Compound 	Cleaned_cmpnames 	
butanoic acid 	    Butanoic acid 	
β-linalool 	            beta-Linalool      
p-cymene 	     p-Cymene      
n-hexanol 	     n-Hexanol 	
hexan-1-ol 	     Hexan-1-ol    

Hello all,

I've been absent from the project for a while, sorry. I looked at the table and I can quickly make a script that:

  • Looks for PubChem_CIDs in Wikidata via SPARQL and retrieve associated QIDs

  • If QID does not exist on Wikidata, tag the entry in the WIKIDATA_id column as NOT FOUND.

This only for the already curated PubChem IDS. Would that be useful?

Hi,
I have committed sheet compound_multiset.tsv.
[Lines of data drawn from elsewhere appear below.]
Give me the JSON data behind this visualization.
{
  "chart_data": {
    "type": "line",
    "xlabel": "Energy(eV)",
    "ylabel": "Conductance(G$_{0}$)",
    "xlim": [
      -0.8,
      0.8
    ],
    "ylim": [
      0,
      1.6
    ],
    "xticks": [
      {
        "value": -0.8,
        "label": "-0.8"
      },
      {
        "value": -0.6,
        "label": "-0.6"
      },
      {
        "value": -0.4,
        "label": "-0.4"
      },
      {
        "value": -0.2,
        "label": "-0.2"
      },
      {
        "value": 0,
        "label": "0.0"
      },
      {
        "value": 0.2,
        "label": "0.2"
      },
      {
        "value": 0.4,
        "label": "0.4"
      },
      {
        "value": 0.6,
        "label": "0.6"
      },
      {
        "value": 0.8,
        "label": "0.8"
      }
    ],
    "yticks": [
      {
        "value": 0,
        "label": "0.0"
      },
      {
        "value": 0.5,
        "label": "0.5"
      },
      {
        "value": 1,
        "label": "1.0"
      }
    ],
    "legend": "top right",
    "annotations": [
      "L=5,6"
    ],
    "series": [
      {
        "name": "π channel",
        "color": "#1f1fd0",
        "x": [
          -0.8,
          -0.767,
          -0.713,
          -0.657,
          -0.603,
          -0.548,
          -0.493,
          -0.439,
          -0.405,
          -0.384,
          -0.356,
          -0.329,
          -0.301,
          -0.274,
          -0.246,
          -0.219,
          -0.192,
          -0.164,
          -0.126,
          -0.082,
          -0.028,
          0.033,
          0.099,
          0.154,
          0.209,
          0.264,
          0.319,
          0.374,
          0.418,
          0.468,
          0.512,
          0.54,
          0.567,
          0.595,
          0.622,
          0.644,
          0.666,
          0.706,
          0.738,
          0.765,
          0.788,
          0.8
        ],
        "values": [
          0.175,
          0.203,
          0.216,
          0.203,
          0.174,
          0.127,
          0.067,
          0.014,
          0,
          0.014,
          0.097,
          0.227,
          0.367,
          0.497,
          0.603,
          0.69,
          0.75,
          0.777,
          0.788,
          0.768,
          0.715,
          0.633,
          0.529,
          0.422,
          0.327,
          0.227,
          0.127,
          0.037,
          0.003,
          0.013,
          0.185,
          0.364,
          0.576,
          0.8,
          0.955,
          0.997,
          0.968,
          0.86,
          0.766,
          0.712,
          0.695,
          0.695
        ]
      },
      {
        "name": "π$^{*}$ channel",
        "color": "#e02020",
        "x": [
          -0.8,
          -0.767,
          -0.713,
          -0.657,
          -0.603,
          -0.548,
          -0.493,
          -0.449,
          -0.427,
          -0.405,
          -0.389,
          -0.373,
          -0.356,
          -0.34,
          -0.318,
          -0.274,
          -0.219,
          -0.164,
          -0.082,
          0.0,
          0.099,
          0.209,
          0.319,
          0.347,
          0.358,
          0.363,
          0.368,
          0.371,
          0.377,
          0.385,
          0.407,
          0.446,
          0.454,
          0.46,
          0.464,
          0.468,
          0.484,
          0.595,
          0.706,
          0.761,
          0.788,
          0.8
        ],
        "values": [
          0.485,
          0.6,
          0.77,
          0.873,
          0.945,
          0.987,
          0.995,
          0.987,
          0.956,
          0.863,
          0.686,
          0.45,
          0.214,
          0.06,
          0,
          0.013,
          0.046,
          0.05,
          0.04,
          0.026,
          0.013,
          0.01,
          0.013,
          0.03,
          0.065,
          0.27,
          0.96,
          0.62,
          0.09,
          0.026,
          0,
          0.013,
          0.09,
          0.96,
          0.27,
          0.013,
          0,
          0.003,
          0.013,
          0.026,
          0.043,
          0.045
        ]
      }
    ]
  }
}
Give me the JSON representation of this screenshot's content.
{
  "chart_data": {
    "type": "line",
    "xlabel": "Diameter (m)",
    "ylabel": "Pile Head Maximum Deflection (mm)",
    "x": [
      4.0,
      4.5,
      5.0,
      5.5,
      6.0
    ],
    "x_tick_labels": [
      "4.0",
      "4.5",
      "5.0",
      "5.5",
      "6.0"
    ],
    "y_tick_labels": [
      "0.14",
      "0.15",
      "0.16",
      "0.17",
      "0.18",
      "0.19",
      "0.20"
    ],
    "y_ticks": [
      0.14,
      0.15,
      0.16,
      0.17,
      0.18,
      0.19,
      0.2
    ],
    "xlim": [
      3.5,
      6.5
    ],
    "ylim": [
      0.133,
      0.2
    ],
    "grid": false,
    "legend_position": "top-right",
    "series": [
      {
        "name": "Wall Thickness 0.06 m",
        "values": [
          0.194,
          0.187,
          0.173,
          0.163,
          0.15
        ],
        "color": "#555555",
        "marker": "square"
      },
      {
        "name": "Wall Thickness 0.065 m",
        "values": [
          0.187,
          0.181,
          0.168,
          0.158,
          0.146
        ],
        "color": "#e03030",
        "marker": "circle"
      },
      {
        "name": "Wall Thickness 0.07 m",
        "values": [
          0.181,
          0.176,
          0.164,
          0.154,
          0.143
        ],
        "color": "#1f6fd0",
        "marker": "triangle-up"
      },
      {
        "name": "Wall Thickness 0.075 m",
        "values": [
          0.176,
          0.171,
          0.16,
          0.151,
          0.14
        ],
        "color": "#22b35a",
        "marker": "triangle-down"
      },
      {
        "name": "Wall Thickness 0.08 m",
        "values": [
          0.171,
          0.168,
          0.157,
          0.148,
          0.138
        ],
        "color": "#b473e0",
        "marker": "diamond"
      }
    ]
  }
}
Please go through it and make needful changes.

I will like to have good conversation over framing automated SPRQL query.

Sir,
Please go through the copy of compound_multiset.tsv

28 entries are not retrieved from PubChem.

For example -


1,3-di-p-coumaroylglycerol  | 2 |  not found  |  not found  | not found  |  not found |  

2-acetyl-1,3-di-caffeoylglycerol  | 2 |  not found |  not found |  not found |  not found |  

2-acetyl-1,3-di-p-coumaroylglycerol  | 2 |  not found |  not found |  not found |  not found |  

2-acetyl-p-3-coumaroyl-1-feruloylglycerol  | 2 |  not found  | not found |  not found |  not found |  

2-acetylo-3-caffeoyl-1-feruloylglycerol  | 2 |  not found  | not found  |  not found  |  not found |  



p-coumaric acid benzyl ester  | 2 |  (e)-p-coumaric acid  |  Q99374  |  not found  |  not found

92 entries are not retrieved from WIKIDATA.

For example -


p-cymen-7-ol  | 2 |  not found  |  not found  |  325  |  4-isopropylbenzyl alcohol |  


kaurene  | 2 |  not found  |  not found  |  520687  |  kaurene

khusinol  | 2 |  not found |  not found |  91746535  | khusinol

In batch retrieval of compound CIDs from PubChem identifier exchange services around 100 compound CIDs were left unretrieved (100 last most of entries). Those were retrieved manually.

For example -

p-cymenene
trans-gamma-bisabolene
trans-geraniol
trans-linalool oxide (furanoid)
trans-muurola-3,5-diene
trans-pinocamphone
trans-sabinol

More of the WIKIDATA lookups are based on compound synonyms ( not as of direct compound name).

For example -


calarene |  2  |  beta-Gurjunene  |  Q27154913  |  28481  |  beta-gurjunene


bisabolol  | 2 |  levomenol  | Q179896  |  1549992  |  bisabolol

There are isomers present into WIKIDATA lookup.

For example -


beta-chamigrene  | 2 |  (-)-beta-chamigrene  | Q27108622  |  442353  |  (-)-beta-chamigrene

beta-citronellol  | 2 |  (+/-)-.beta.-citronellol  |  Q27122080  |  8842  | citronellol


(-)-caryophyllene oxide  | 2 |  .beta.-caryophyllene oxide  | Q27136294  | 1742210  | caryophyllene oxide


selina-3,7(11)-diene  | 3 |  .alpha.-selinene  | Q7448480  | 10726905  | 7-epi-alpha-selinene

Hello,

I have made a pull request (#69) with the Wikidata matches for PubChemIDs in the compound_multisetCopy.tsv table.

I added 20 new QIDs.

Two notes:
1 - Some PubChem CIDs are duplicated the table. Ex: cis-calamenene (6429077) and calamenene (also 6429077). trans-calamenene is 6429022. I have not changed anything regarding the duplications. It is a consequence of synonymy, as said above.

2 - I was going to auto add the missing compounds to Wikidata, but I did not want to be too hasty. There is a nice Wikiproject focused on chemical IDs (https://www.wikidata.org/wiki/Wikidata:WikiProject_Chemistry/ChemID), I am planning to go through their docs as soon as possible.

The code is also added to a folder. As this is my first contribution in a while, I do not know, is there something I should have done differently?